Two Cases of Pre-descemet Corneal Dystrophy Associated with X-linked Ichthyosis: A Case Report by Genetic Analysis.
10.3341/jkos.2017.58.8.993
- Author:
Jun Myeong YUN
1
;
Kyung Sun NA
;
Myung Shin KIM
;
Hyun Seung KIM
;
Hyung Bin HWANG
Author Information
1. Department of Ophthalmology, Incheon St. Mary's Hospital, College of Medicine, The Catholic University of Korea, Incheon, Korea. leoanzel@catholic.ac.kr
- Publication Type:Case Report
- Keywords:
Cornea;
Steroid sulfatase gene;
X-linked ichthyosis
- MeSH:
Cornea;
Corneal Opacity;
Diagnosis;
Extremities;
Gene Deletion;
Humans;
Ichthyosis*;
Multiplex Polymerase Chain Reaction;
Pruritus;
Siblings;
Skin;
Steryl-Sulfatase;
Twins, Monozygotic
- From:Journal of the Korean Ophthalmological Society
2017;58(8):993-997
- CountryRepublic of Korea
- Language:Korean
-
Abstract:
PURPOSE: To report the first case of steroid sulfatase (STS) gene deletion, confirmed by multiplex ligation-dependent probe amplification (MLPA) analysis in identical twins with pre-Descemet corneal dystrophy associated with X-linked ichthyosis.
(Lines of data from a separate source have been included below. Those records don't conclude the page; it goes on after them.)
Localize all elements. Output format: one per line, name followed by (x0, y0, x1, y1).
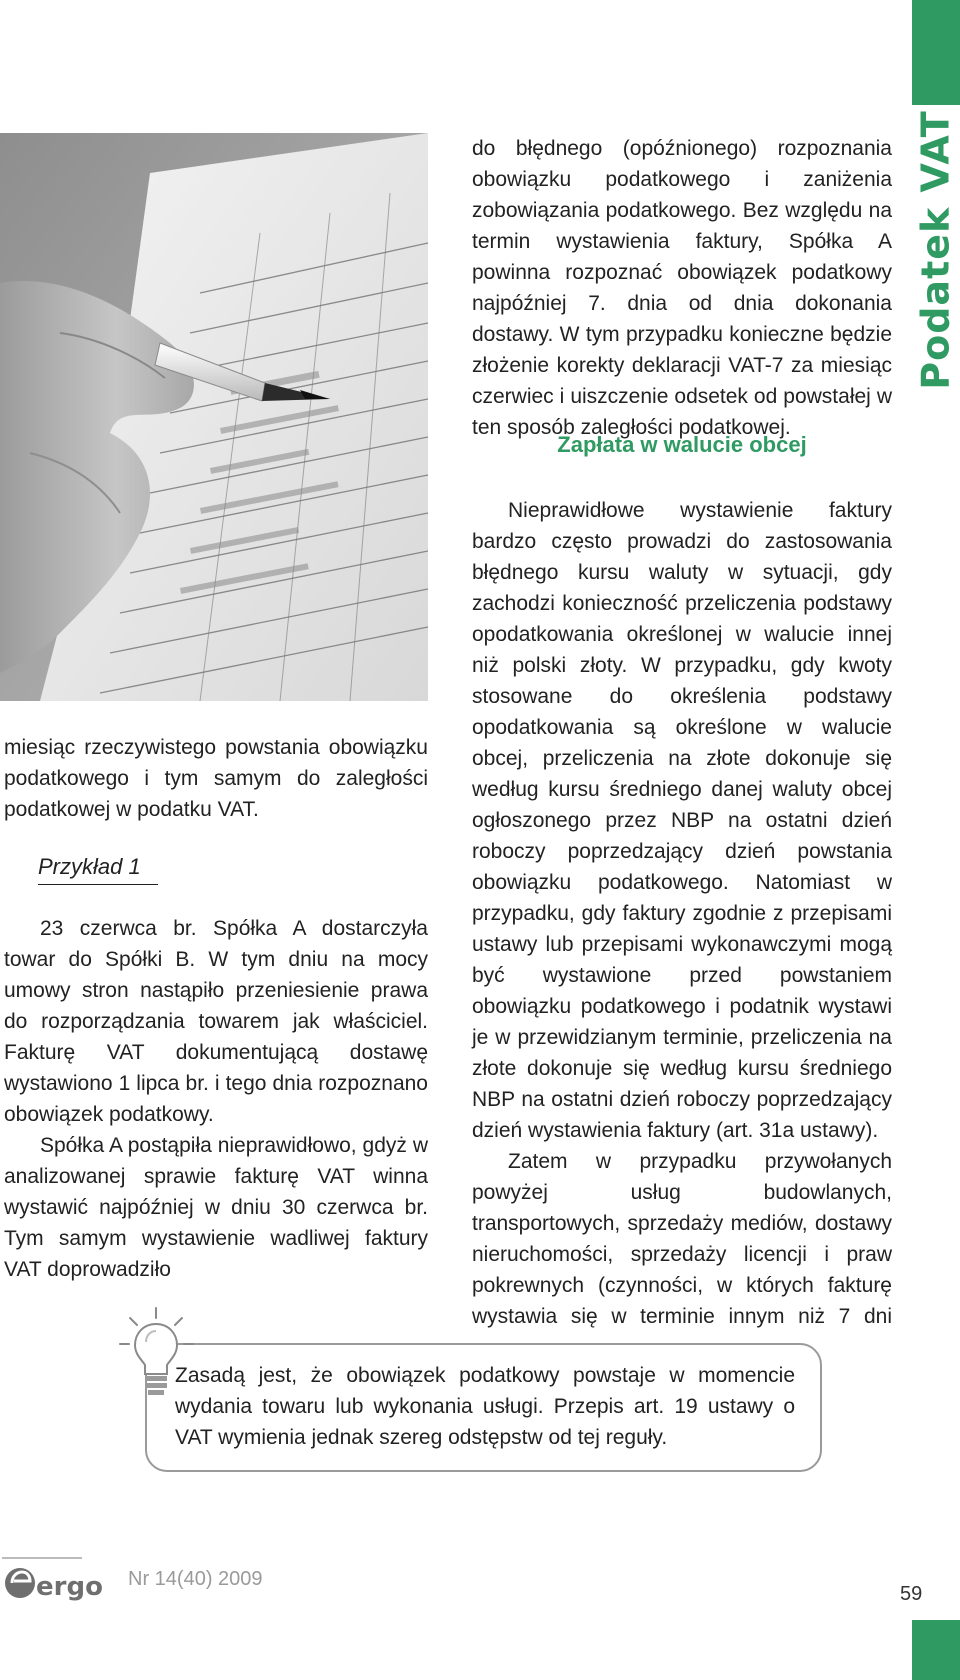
paragraph: miesiąc rzeczywistego powstania obowiązku podatkowego i tym samym do zaległości podatkowej w podatku VAT. (4, 736, 428, 821)
tax-form-photo (0, 133, 428, 701)
paragraph: Spółka A postąpiła nieprawidłowo, gdyż w analizowanej sprawie fakturę VAT winna wystawić najpóźniej w dniu 30 czerwca br. Tym samym wystawienie wadliwej faktury VAT doprowadziło (4, 1134, 428, 1281)
issue-number: Nr 14(40) 2009 (128, 1568, 263, 1590)
right-column-main (472, 495, 892, 1365)
tip-text: Zasadą jest, że obowiązek podatkowy powstaje w momencie wydania towaru lub wykonania usługi. Przepis art. 19 ustawy o VAT wymienia jednak szereg odstępstw od tej reguły. (175, 1364, 795, 1449)
section-title: Podatek VAT (914, 110, 959, 390)
ergo-logo (0, 1555, 120, 1605)
logo-text: ergo (36, 1572, 103, 1602)
paragraph-text: Zatem w przypadku przywołanych powyżej usług budowlanych, transportowych, sprzedaży mediów, dostawy nieruchomości, sprzedaży licencji i praw pokrewnych (czynności, w których fakturę wystawia się w terminie innym niż 7 dni (472, 1150, 892, 1328)
paragraph: Nieprawidłowe wystawienie faktury bardzo często prowadzi do zastosowania błędnego kursu waluty w sytuacji, gdy zachodzi konieczność przeliczenia podstawy opodatkowania określonej w walucie innej niż polski złoty. W przypadku, gdy kwoty stosowane do określenia podstawy opodatkowania są określone w walucie obcej, przeliczenia na złote dokonuje się według kursu średniego danej waluty obcej ogłoszonego przez NBP na ostatni dzień roboczy poprzedzający dzień powstania obowiązku podatkowego. Natomiast w przypadku, gdy faktury zgodnie z przepisami ustawy lub przepisami wykonawczymi mogą być wystawione przed powstaniem obowiązku podatkowego i podatnik wystawi je w przewidzianym terminie, przeliczenia na złote dokonuje się według kursu średniego NBP na ostatni dzień roboczy poprzedzający dzień wystawienia faktury (art. 31a ustawy). (472, 499, 892, 1142)
paragraph: do błędnego (opóźnionego) rozpoznania obowiązku podatkowego i zaniżenia zobowiązania podatkowego. Bez względu na termin wystawienia faktury, Spółka A powinna rozpoznać obowiązek podatkowy najpóźniej 7. dnia od dnia dokonania dostawy. W tym przypadku konieczne będzie złożenie korekty deklaracji VAT-7 za miesiąc czerwiec i uiszczenie odsetek od powstałej w ten sposób zaległości podatkowej. (472, 137, 892, 439)
right-column-top (472, 133, 892, 443)
section-tab-bottom (912, 1620, 960, 1680)
left-column-example (4, 913, 428, 1285)
tax-form-pen-photo (0, 133, 428, 701)
page-number: 59 (900, 1583, 923, 1605)
left-column (4, 732, 428, 825)
example-title: Przykład 1 (38, 854, 158, 885)
paragraph: 23 czerwca br. Spółka A dostarczyła towar do Spółki B. W tym dniu na mocy umowy stron nastąpiło przeniesienie prawa do rozporządzania towarem jak właściciel. Fakturę VAT dokumentującą dostawę wystawiono 1 lipca br. i tego dnia rozpoznano obowiązek podatkowy. (4, 917, 428, 1126)
section-title-vertical (913, 110, 959, 390)
section-heading: Zapłata w walucie obcej (557, 432, 807, 457)
section-tab-top (912, 0, 960, 105)
paragraph-continued (472, 1146, 892, 1365)
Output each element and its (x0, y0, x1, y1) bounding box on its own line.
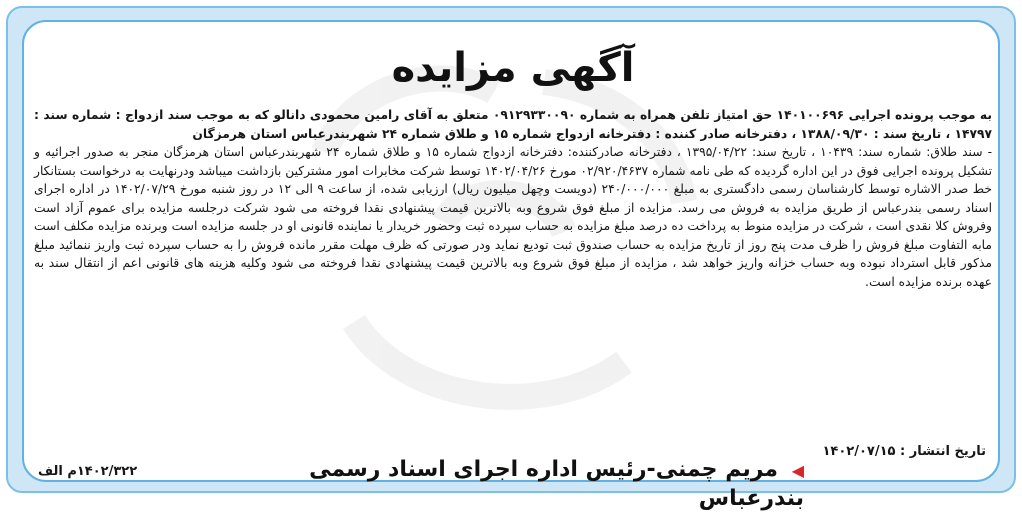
signature-text: مریم چمنی-رئیس اداره اجرای اسناد رسمی بندرعباس (309, 457, 804, 511)
signature-line (224, 456, 804, 511)
notice-body (34, 106, 992, 291)
reference-number: ۱۴۰۲/۳۲۲م الف (38, 464, 138, 479)
notice-paragraph-1: به موجب پرونده اجرایی ۱۴۰۱۰۰۶۹۶ حق امتیاز تلفن همراه به شماره ۰۹۱۲۹۳۳۰۰۹۰ متعلق به آقای رامین محمودی دانالو که به موجب سند ازدواج : شماره سند : ۱۴۷۹۷ ، تاریخ سند : ۱۳۸۸/۰۹/۳۰ ، دفترخانه صادر کننده : دفترخانه ازدواج شماره ۱۵ و طلاق شماره ۲۴ شهربندرعباس استان هرمزگان (34, 108, 993, 141)
notice-paragraph-2: - سند طلاق: شماره سند: ۱۰۴۳۹ ، تاریخ سند: ۱۳۹۵/۰۴/۲۲ ، دفترخانه صادرکننده: دفترخانه ازدواج شماره ۱۵ و طلاق شماره ۲۴ شهربندرعباس استان هرمزگان منجر به صدور اجرائیه و تشکیل پرونده اجرایی فوق در این اداره گردیده که طی نامه شماره ۰۲/۹۲۰/۴۶۳۷ مورخ ۱۴۰۲/۰۴/۲۶ توسط شرکت مخابرات امور مشترکین بازداشت میباشد ودرنهایت به درخواست بستانکار خط صدر الاشاره توسط کارشناسان رسمی دادگستری به مبلغ ۲۴۰/۰۰۰/۰۰۰ (دویست وچهل میلیون ریال) ارزیابی شده، از ساعت ۹ الی ۱۲ در روز شنبه مورخ ۱۴۰۲/۰۷/۲۹ در اداره اجرای اسناد رسمی بندرعباس از طریق مزایده به فروش می رسد. مزایده از مبلغ فوق شروع وبه بالاترین قیمت پیشنهادی نقدا فروخته می شود شرکت درجلسه مزایده برای عموم آزاد است وفروش کلا نقدی است ، شرکت در مزایده منوط به پرداخت ده درصد مبلغ مزایده به حساب سپرده ثبت وحضور خریدار یا نماینده قانونی او در جلسه مزایده است وبرنده مزایده مکلف است مابه التفاوت مبلغ فروش را ظرف مدت پنج روز از تاریخ مزایده به حساب صندوق ثبت تودیع نماید ودر صورتی که ظرف مهلت مقرر مانده فروش را به حساب سپرده ثبت واریز ننمائید مبلغ مذکور قابل استرداد نبوده وبه حساب خزانه واریز خواهد شد ، مزایده از مبلغ فوق شروع وبه بالاترین قیمت پیشنهادی نقدا فروخته می شود وکلیه هزینه های قانونی اعم از انتقال سند به عهده برنده مزایده است. (34, 145, 993, 289)
notice-title: آگهی مزایده (391, 45, 635, 91)
publication-date: تاریخ انتشار : ۱۴۰۲/۰۷/۱۵ (822, 444, 986, 459)
red-triangle-arrow-icon: ◀ (791, 461, 804, 480)
notice-panel (22, 20, 1000, 511)
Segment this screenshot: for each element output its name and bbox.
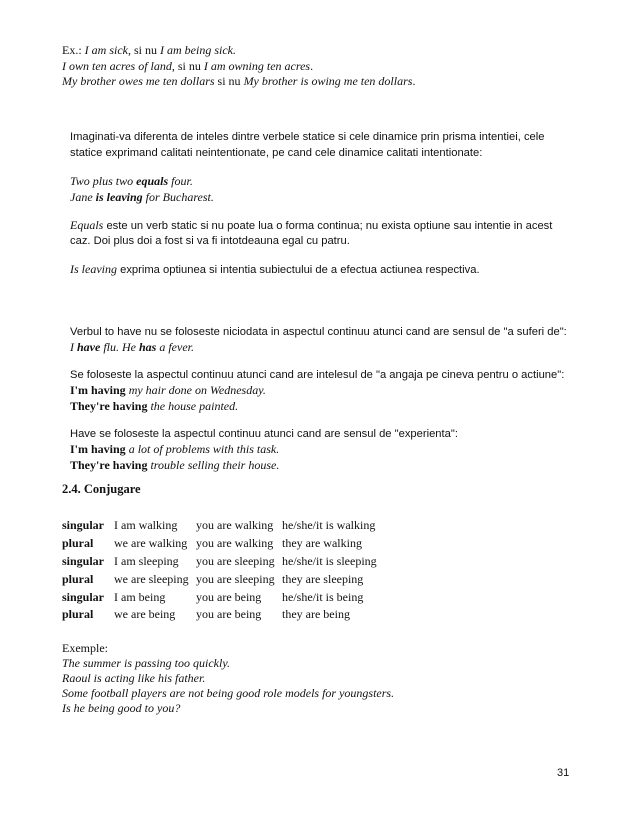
number-cell: singular — [62, 553, 105, 568]
verb-term: Equals — [70, 218, 104, 232]
intro-text: , si nu — [128, 43, 161, 57]
page-number: 31 — [557, 767, 570, 779]
table-row — [62, 570, 381, 588]
second-person-cell: you are walking — [196, 536, 274, 551]
example-verb: have — [77, 340, 101, 354]
example-sentence: Is he being good to you? — [62, 701, 181, 715]
number-cell: plural — [62, 607, 94, 622]
example-verb: They're having — [70, 458, 148, 472]
intro-example: I own ten acres of land — [62, 59, 172, 73]
first-person-cell: I am walking — [114, 518, 178, 533]
table-row — [62, 553, 381, 571]
first-person-cell: we are being — [114, 607, 176, 622]
box1-example-1 — [70, 173, 193, 189]
number-cell: plural — [62, 571, 94, 586]
intro-example: I am being sick. — [160, 43, 236, 57]
intro-line-3 — [62, 73, 415, 89]
example-verb: has — [139, 340, 157, 354]
example-verb: is leaving — [95, 190, 143, 204]
second-person-cell: you are being — [196, 607, 262, 622]
intro-example: I am owning ten acres — [203, 59, 311, 73]
intro-example: My brother is owing me ten dollars — [243, 74, 413, 88]
example-text: a fever. — [156, 340, 194, 354]
box1-paragraph-2-line-1 — [70, 217, 552, 234]
example-text: Jane — [70, 190, 96, 204]
second-person-cell: you are sleeping — [196, 553, 275, 568]
table-row — [62, 535, 381, 553]
second-person-cell: you are sleeping — [196, 571, 275, 586]
second-person-cell: you are walking — [196, 518, 274, 533]
box2-paragraph-2: Se foloseste la aspectul continuu atunci cand are intelesul de "a angaja pe cineva pentru o actiune": — [70, 369, 565, 381]
intro-text: Ex.: — [62, 43, 85, 57]
third-person-cell: he/she/it is sleeping — [282, 553, 377, 568]
box2-paragraph-3: Have se foloseste la aspectul continuu atunci cand are sensul de "experienta": — [70, 428, 458, 440]
example-text: for Bucharest. — [142, 190, 214, 204]
table-row — [62, 588, 381, 606]
first-person-cell: I am being — [114, 589, 166, 604]
third-person-cell: he/she/it is being — [282, 589, 364, 604]
example-sentence: Raoul is acting like his father. — [62, 671, 206, 685]
third-person-cell: they are sleeping — [282, 571, 364, 586]
number-cell: singular — [62, 518, 105, 533]
box2-example-5 — [70, 457, 279, 473]
example-text: my hair done on Wednesday. — [125, 383, 266, 397]
box1-example-2 — [70, 189, 214, 205]
box2-example-2 — [70, 382, 266, 398]
example-text: four. — [168, 174, 193, 188]
example-text: I — [70, 340, 77, 354]
number-cell: plural — [62, 536, 94, 551]
intro-line-2 — [62, 58, 313, 74]
intro-text: . — [310, 59, 314, 73]
box1-paragraph-1-line-1: Imaginati-va diferenta de inteles dintre verbele statice si cele dinamice prin prisma intentiei, cele — [70, 131, 545, 143]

CASE SUMMARY: 19-year old identical twin brothers with itching senses and hereditary thick scaly skin of the extremity and trunk visited our dermatologic clinic. Upon visiting, an ophthalmologic consultation with anterior segment examination showed diffuse punctate corneal opacities in the pre-Descemet layer. On MLPA analysis of the identical twin brothers, a definitive diagnosis of X-linked ichthyosis was made by identifying STS gene deletion. CONCLUSIONS: Identification of the deletion and mutation of the involved gene using gene analysis can provide insight to diagnosis and clinical characteristics of X-linked ichthyosis.